L’orque, un superprédateur vivant jusqu’à plus de 80 ans, est aussi le plus fréquemment accusée de «déprédation» aux dépens des flottes de pêche, en se nourrissant directement de leurs prises avec des palangres, des lignes de traîne. Un phénomène qui, dans les eaux australes et particulièrement à Crozet, a coïncidé avec le développement dans les années 1990 de la pêche à la palangre d’une espèce prisée des consommateurs, la légine australe.
Une technique imparable
L’étude, publiée dans Biology Letters, se fonde sur près de 120’000 photos d’épaulards, l’autre nom des orques, prises depuis les côtes ou directement depuis la flotte de sept bateaux de pêche autorisés à travailler sur la zone par la France. On les distingue par la forme de leurs nageoires et les taches blanches, oculaires et sur la nageoire dorsale, qui tranchent sur leur peau noire.

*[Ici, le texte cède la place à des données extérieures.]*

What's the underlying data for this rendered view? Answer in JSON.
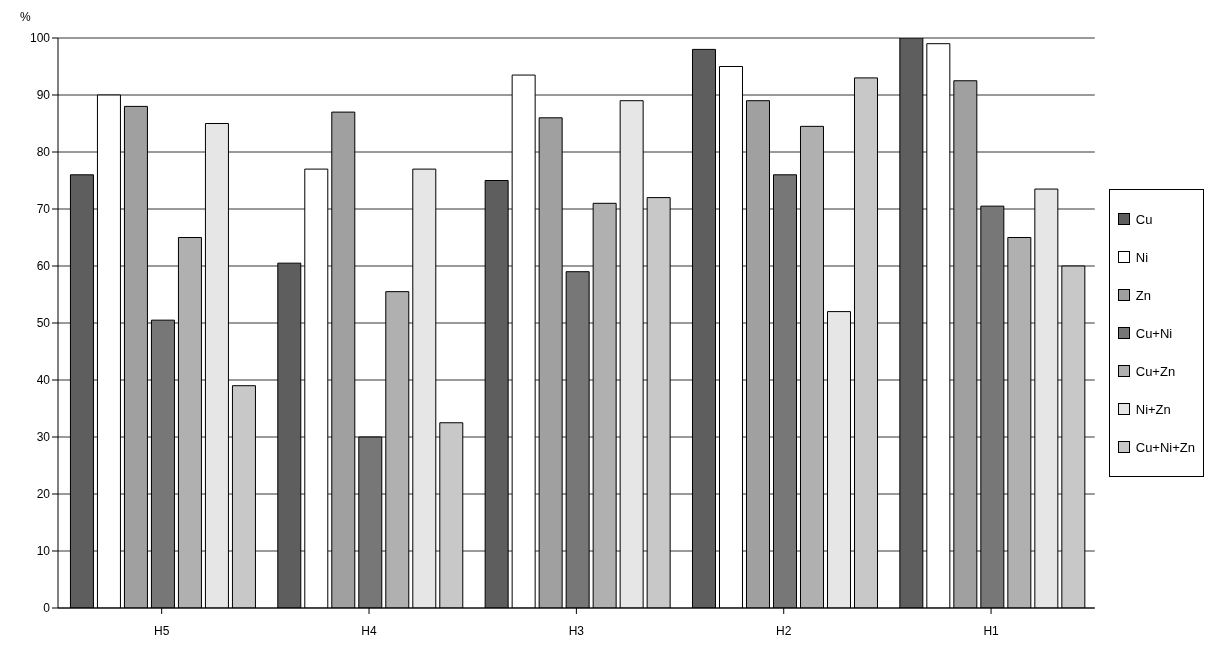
{
  "chart_data": {
    "type": "bar",
    "ylabel": "%",
    "categories": [
      "H5",
      "H4",
      "H3",
      "H2",
      "H1"
    ],
    "series": [
      {
        "name": "Cu",
        "color": "#5e5e5e",
        "values": [
          76,
          60.5,
          75,
          98,
          100
        ]
      },
      {
        "name": "Ni",
        "color": "#ffffff",
        "values": [
          90,
          77,
          93.5,
          95,
          99
        ]
      },
      {
        "name": "Zn",
        "color": "#a0a0a0",
        "values": [
          88,
          87,
          86,
          89,
          92.5
        ]
      },
      {
        "name": "Cu+Ni",
        "color": "#777777",
        "values": [
          50.5,
          30,
          59,
          76,
          70.5
        ]
      },
      {
        "name": "Cu+Zn",
        "color": "#b0b0b0",
        "values": [
          65,
          55.5,
          71,
          84.5,
          65
        ]
      },
      {
        "name": "Ni+Zn",
        "color": "#e6e6e6",
        "values": [
          85,
          77,
          89,
          52,
          73.5
        ]
      },
      {
        "name": "Cu+Ni+Zn",
        "color": "#c8c8c8",
        "values": [
          39,
          32.5,
          72,
          93,
          60
        ]
      }
    ],
    "ylim": [
      0,
      100
    ],
    "yticks": [
      0,
      10,
      20,
      30,
      40,
      50,
      60,
      70,
      80,
      90,
      100
    ],
    "grid": "y",
    "legend": "right"
  }
}
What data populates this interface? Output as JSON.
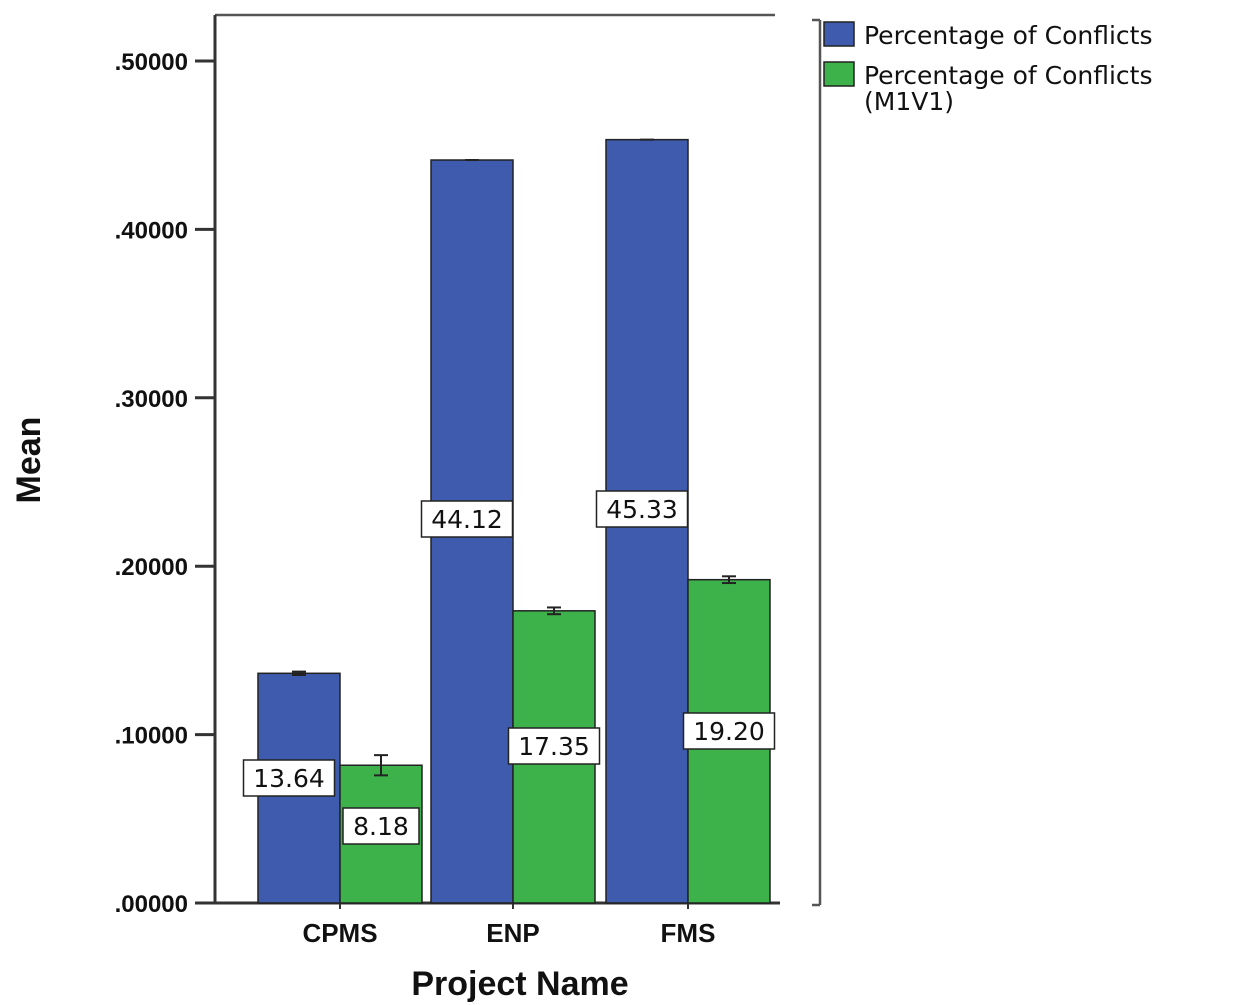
{
  "chart_data": {
    "type": "bar",
    "xlabel": "Project Name",
    "ylabel": "Mean",
    "ylim": [
      0,
      0.55
    ],
    "yticks": [
      ".00000",
      ".10000",
      ".20000",
      ".30000",
      ".40000",
      ".50000"
    ],
    "ytick_values": [
      0,
      0.1,
      0.2,
      0.3,
      0.4,
      0.5
    ],
    "categories": [
      "CPMS",
      "ENP",
      "FMS"
    ],
    "legend_position": "top-right",
    "grid": false,
    "series": [
      {
        "name": "Percentage of Conflicts",
        "color": "#3f5bad",
        "values": [
          0.1364,
          0.4412,
          0.4533
        ],
        "data_labels": [
          "13.64",
          "44.12",
          "45.33"
        ],
        "errors": [
          0.001,
          0.0,
          0.0
        ]
      },
      {
        "name": "Percentage of Conflicts (M1V1)",
        "legend_lines": [
          "Percentage of Conflicts",
          "(M1V1)"
        ],
        "color": "#3db24a",
        "values": [
          0.0818,
          0.1735,
          0.192
        ],
        "data_labels": [
          "8.18",
          "17.35",
          "19.20"
        ],
        "errors": [
          0.006,
          0.002,
          0.002
        ]
      }
    ]
  }
}
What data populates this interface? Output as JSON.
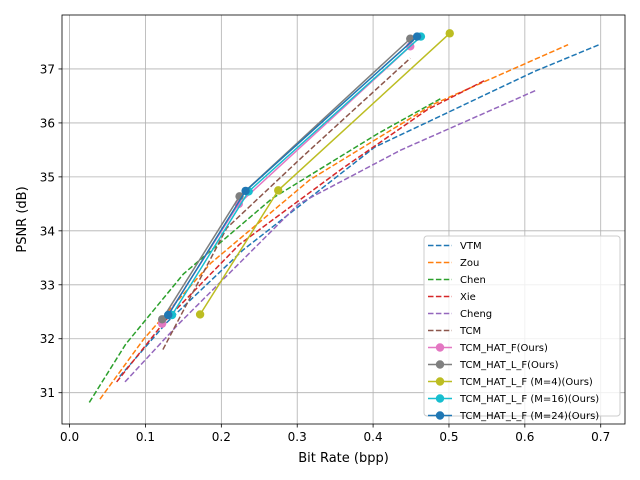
{
  "chart_data": {
    "type": "line",
    "title": "",
    "xlabel": "Bit Rate (bpp)",
    "ylabel": "PSNR (dB)",
    "xlim": [
      -0.01,
      0.732
    ],
    "ylim": [
      30.42,
      38.0
    ],
    "xticks": [
      0.0,
      0.1,
      0.2,
      0.3,
      0.4,
      0.5,
      0.6,
      0.7
    ],
    "xtick_labels": [
      "0.0",
      "0.1",
      "0.2",
      "0.3",
      "0.4",
      "0.5",
      "0.6",
      "0.7"
    ],
    "yticks": [
      31,
      32,
      33,
      34,
      35,
      36,
      37
    ],
    "ytick_labels": [
      "31",
      "32",
      "33",
      "34",
      "35",
      "36",
      "37"
    ],
    "grid": true,
    "legend_position": "lower-right",
    "series": [
      {
        "name": "VTM",
        "color": "#1f77b4",
        "style": "dashed",
        "marker": false,
        "x": [
          0.066,
          0.128,
          0.229,
          0.402,
          0.612,
          0.698
        ],
        "y": [
          31.3,
          32.3,
          33.65,
          35.55,
          36.95,
          37.45
        ]
      },
      {
        "name": "Zou",
        "color": "#ff7f0e",
        "style": "dashed",
        "marker": false,
        "x": [
          0.04,
          0.098,
          0.186,
          0.317,
          0.48,
          0.657
        ],
        "y": [
          30.88,
          32.0,
          33.4,
          34.95,
          36.35,
          37.45
        ]
      },
      {
        "name": "Chen",
        "color": "#2ca02c",
        "style": "dashed",
        "marker": false,
        "x": [
          0.026,
          0.074,
          0.15,
          0.267,
          0.406,
          0.489
        ],
        "y": [
          30.82,
          31.9,
          33.2,
          34.6,
          35.8,
          36.45
        ]
      },
      {
        "name": "Xie",
        "color": "#d62728",
        "style": "dashed",
        "marker": false,
        "x": [
          0.062,
          0.127,
          0.224,
          0.359,
          0.472,
          0.549
        ],
        "y": [
          31.2,
          32.35,
          33.75,
          35.15,
          36.25,
          36.8
        ]
      },
      {
        "name": "Cheng",
        "color": "#9467bd",
        "style": "dashed",
        "marker": false,
        "x": [
          0.073,
          0.142,
          0.302,
          0.437,
          0.614
        ],
        "y": [
          31.2,
          32.25,
          34.5,
          35.5,
          36.6
        ]
      },
      {
        "name": "TCM",
        "color": "#8c564b",
        "style": "dashed",
        "marker": false,
        "x": [
          0.123,
          0.207,
          0.309,
          0.449
        ],
        "y": [
          31.8,
          34.05,
          35.4,
          37.2
        ]
      },
      {
        "name": "TCM_HAT_F(Ours)",
        "color": "#e377c2",
        "style": "solid",
        "marker": true,
        "x": [
          0.122,
          0.223,
          0.449
        ],
        "y": [
          32.28,
          34.5,
          37.42
        ]
      },
      {
        "name": "TCM_HAT_L_F(Ours)",
        "color": "#7f7f7f",
        "style": "solid",
        "marker": true,
        "x": [
          0.122,
          0.224,
          0.449
        ],
        "y": [
          32.36,
          34.64,
          37.56
        ]
      },
      {
        "name": "TCM_HAT_L_F (M=4)(Ours)",
        "color": "#bcbd22",
        "style": "solid",
        "marker": true,
        "x": [
          0.172,
          0.275,
          0.501
        ],
        "y": [
          32.45,
          34.75,
          37.66
        ]
      },
      {
        "name": "TCM_HAT_L_F (M=16)(Ours)",
        "color": "#17becf",
        "style": "solid",
        "marker": true,
        "x": [
          0.135,
          0.236,
          0.463
        ],
        "y": [
          32.44,
          34.73,
          37.6
        ]
      },
      {
        "name": "TCM_HAT_L_F (M=24)(Ours)",
        "color": "#1f77b4",
        "style": "solid",
        "marker": true,
        "x": [
          0.13,
          0.232,
          0.458
        ],
        "y": [
          32.44,
          34.74,
          37.6
        ]
      }
    ]
  }
}
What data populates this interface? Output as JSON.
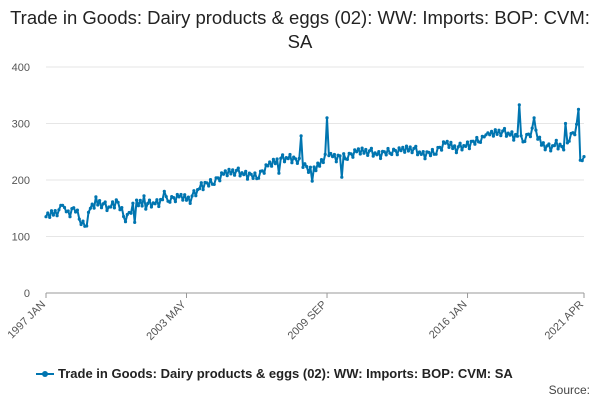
{
  "title": "Trade in Goods: Dairy products & eggs (02): WW: Imports: BOP: CVM: SA",
  "legend": {
    "label": "Trade in Goods: Dairy products & eggs (02): WW: Imports: BOP: CVM: SA"
  },
  "source_label": "Source:",
  "colors": {
    "series": "#0075b0",
    "grid": "#e6e6e6",
    "axis": "#999999"
  },
  "chart_data": {
    "type": "line",
    "title": "Trade in Goods: Dairy products & eggs (02): WW: Imports: BOP: CVM: SA",
    "xlabel": "",
    "ylabel": "",
    "ylim": [
      0,
      400
    ],
    "yticks": [
      0,
      100,
      200,
      300,
      400
    ],
    "xlim": [
      1997.0,
      2021.25
    ],
    "xticks": [
      {
        "label": "1997 JAN",
        "t": 1997.0
      },
      {
        "label": "2003 MAY",
        "t": 2003.333
      },
      {
        "label": "2009 SEP",
        "t": 2009.667
      },
      {
        "label": "2016 JAN",
        "t": 2016.0
      },
      {
        "label": "2021 APR",
        "t": 2021.25
      }
    ],
    "grid": "horizontal",
    "legend_position": "bottom",
    "series": [
      {
        "name": "Trade in Goods: Dairy products & eggs (02): WW: Imports: BOP: CVM: SA",
        "frequency": "monthly",
        "start": "1997 JAN",
        "anchors": [
          [
            1997.0,
            135
          ],
          [
            1997.3,
            140
          ],
          [
            1997.6,
            145
          ],
          [
            1997.8,
            152
          ],
          [
            1998.0,
            140
          ],
          [
            1998.3,
            150
          ],
          [
            1998.6,
            125
          ],
          [
            1998.8,
            120
          ],
          [
            1999.0,
            150
          ],
          [
            1999.4,
            160
          ],
          [
            1999.8,
            150
          ],
          [
            2000.2,
            162
          ],
          [
            2000.6,
            130
          ],
          [
            2001.0,
            160
          ],
          [
            2001.5,
            155
          ],
          [
            2002.0,
            160
          ],
          [
            2002.5,
            165
          ],
          [
            2003.0,
            170
          ],
          [
            2003.5,
            165
          ],
          [
            2004.0,
            190
          ],
          [
            2004.5,
            195
          ],
          [
            2005.0,
            210
          ],
          [
            2005.5,
            215
          ],
          [
            2006.0,
            210
          ],
          [
            2006.5,
            205
          ],
          [
            2007.0,
            225
          ],
          [
            2007.5,
            235
          ],
          [
            2008.0,
            240
          ],
          [
            2008.5,
            230
          ],
          [
            2009.0,
            215
          ],
          [
            2009.3,
            225
          ],
          [
            2009.7,
            250
          ],
          [
            2010.0,
            240
          ],
          [
            2010.5,
            240
          ],
          [
            2011.0,
            250
          ],
          [
            2011.5,
            250
          ],
          [
            2012.0,
            245
          ],
          [
            2012.5,
            250
          ],
          [
            2013.0,
            252
          ],
          [
            2013.5,
            255
          ],
          [
            2014.0,
            245
          ],
          [
            2014.5,
            248
          ],
          [
            2015.0,
            265
          ],
          [
            2015.5,
            255
          ],
          [
            2016.0,
            262
          ],
          [
            2016.5,
            270
          ],
          [
            2017.0,
            280
          ],
          [
            2017.5,
            285
          ],
          [
            2018.0,
            280
          ],
          [
            2018.5,
            270
          ],
          [
            2019.0,
            290
          ],
          [
            2019.3,
            265
          ],
          [
            2019.7,
            255
          ],
          [
            2020.0,
            265
          ],
          [
            2020.3,
            255
          ],
          [
            2020.6,
            275
          ],
          [
            2020.9,
            290
          ],
          [
            2021.05,
            320
          ],
          [
            2021.12,
            240
          ],
          [
            2021.25,
            235
          ]
        ],
        "noise": [
          0,
          4,
          -3,
          5,
          -2,
          3,
          -5,
          2,
          6,
          -4,
          1,
          -1,
          4,
          -6,
          3,
          2,
          -3,
          5,
          -2,
          -4,
          3,
          1,
          -5,
          4
        ],
        "spikes": [
          [
            1997.75,
            155
          ],
          [
            1998.75,
            118
          ],
          [
            1999.25,
            170
          ],
          [
            2001.0,
            125
          ],
          [
            2001.4,
            172
          ],
          [
            2002.3,
            180
          ],
          [
            2007.5,
            212
          ],
          [
            2008.5,
            278
          ],
          [
            2009.0,
            198
          ],
          [
            2009.7,
            310
          ],
          [
            2010.3,
            205
          ],
          [
            2016.8,
            280
          ],
          [
            2018.3,
            333
          ],
          [
            2019.0,
            310
          ],
          [
            2020.1,
            255
          ],
          [
            2020.4,
            300
          ],
          [
            2021.0,
            325
          ],
          [
            2021.1,
            235
          ]
        ]
      }
    ]
  }
}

Leur technique de déprédation est imparable, comme en témoignent des films sous-marins. «L’orque vient «sucer» le poisson, en laissant juste la tête, accrochée à l’hameçon», explique à l’AFP Morgane Amelot, une biologiste de l’Ifremer, auteure principale de l’étude. Très habile, voire délicat, l’animal évite soigneusement de se blesser. Mais il subit les représailles des pêcheurs, notamment ceux qui pratiquent illégalement, qui recourent par exemple «à des charges explosives pour se débarrasser des orques autour des bateaux», selon Morgane Amelot.
Accélération du processus
Dans les eaux policées de Crozet, où la chasse aux braconniers entamée au début des années 2000 a porté ses fruits, les chercheurs ont noté une très forte hausse du nombre d’épaulards «déprédateurs», passés d’une cinquantaine à près de 150 entre 2003 et 2018. Ils ont observé que les orques dites régulières, qui chassaient d’ordinaire près des côtes, avaient rejoint par groupes la zone des chalutiers pêchant au large. Aujourd’hui, ces animaux «sont quasi tous des déprédateurs et on observe une accélération du processus de déprédation», remarque Morgane Amelot.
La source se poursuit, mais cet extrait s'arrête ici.